Slated Financial Reports Suggest Rough Week Ahead
- Jan 26, 2009
This week promises a heapin’ helpin’ of gloomy economic news. Twelve Dow Jones companies and 137 companies listed on the S&P 500 are slated to make quarterly reports. Many industries will be represented: manufacturing (Caterpiller), energy (Exxon-Mobil), financial (Amex), Internet (Yahoo!) and even fast food (McDonald’s). Except for the likes of McDonald’s, things aren’t looking so good, so the markets might take it hard. On the other hand, everyone’s expecting poor numbers, so the markets might not take it so hard. Yo-yoing is entirely possible in any case.As a bonus extra, the government will release fourth quarter U.S. GDP figures on Friday. The consensus among those who forecast such things is predicting a drop of more than 5 percent. The markets wobbled around on Friday but ended up close to their starting points. The Dow Jones Industrial Average lost 45.24 points, or 0.56 percent, but ended the week above 8,000. The S&P 500 ended up 0.54 percent and the Nasdaq ended up 0.56 percent. President Obama took to the radio and the Internet over the weekend–or perhaps the bully pulpit–to push for his $825 billion stimulus package. “If we do not act boldly and swiftly, a bad situation could become dramatically worse,” he said. Though there’s little yet in the works directly related to commercial real estate, there are parts of the proposed package designed to stimulate the greening of some real estate, especially that owned by the federal government. If passed in its proposed form, the American Recovery and Reinvestment Plan (the formal name of the proposal), would pay for increased energy efficiency in a majority of federal buildings.
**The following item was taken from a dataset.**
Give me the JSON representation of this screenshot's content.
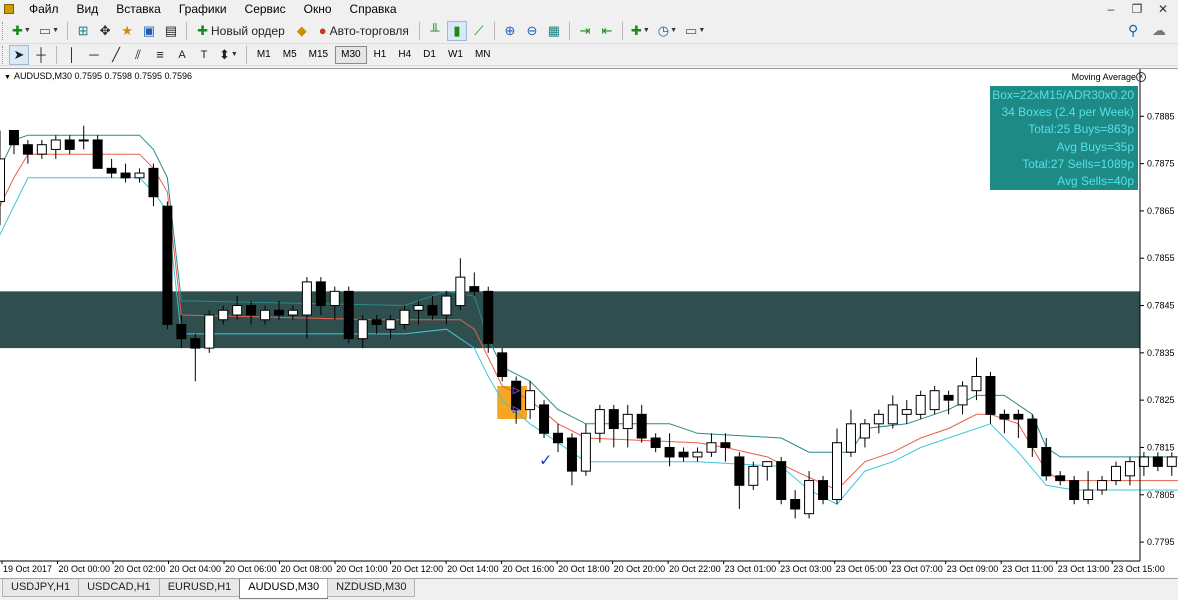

Some $6.7 billion would go for renovations and repairs to federal buildings, including at least $6 billion for increasing energy efficiency and conservation. Projects would be selected based on General Service Administration’s ready-to-go priority list. Other governments have their own bailouts in mind, including direct help for real estate. The Australian government has said it will set up a lending fund totaling some $2.6 billion to lend to commercial property companies in case they are unable to finance their debt held by overseas banks. The government is providing some of the fund, while the country’s four largest banks (Commonwealth Bank of Australia, Australia & New Zealand Banking Group Ltd., Westpac Banking Corp., and National Australia Bank Ltd.) are also chipping in.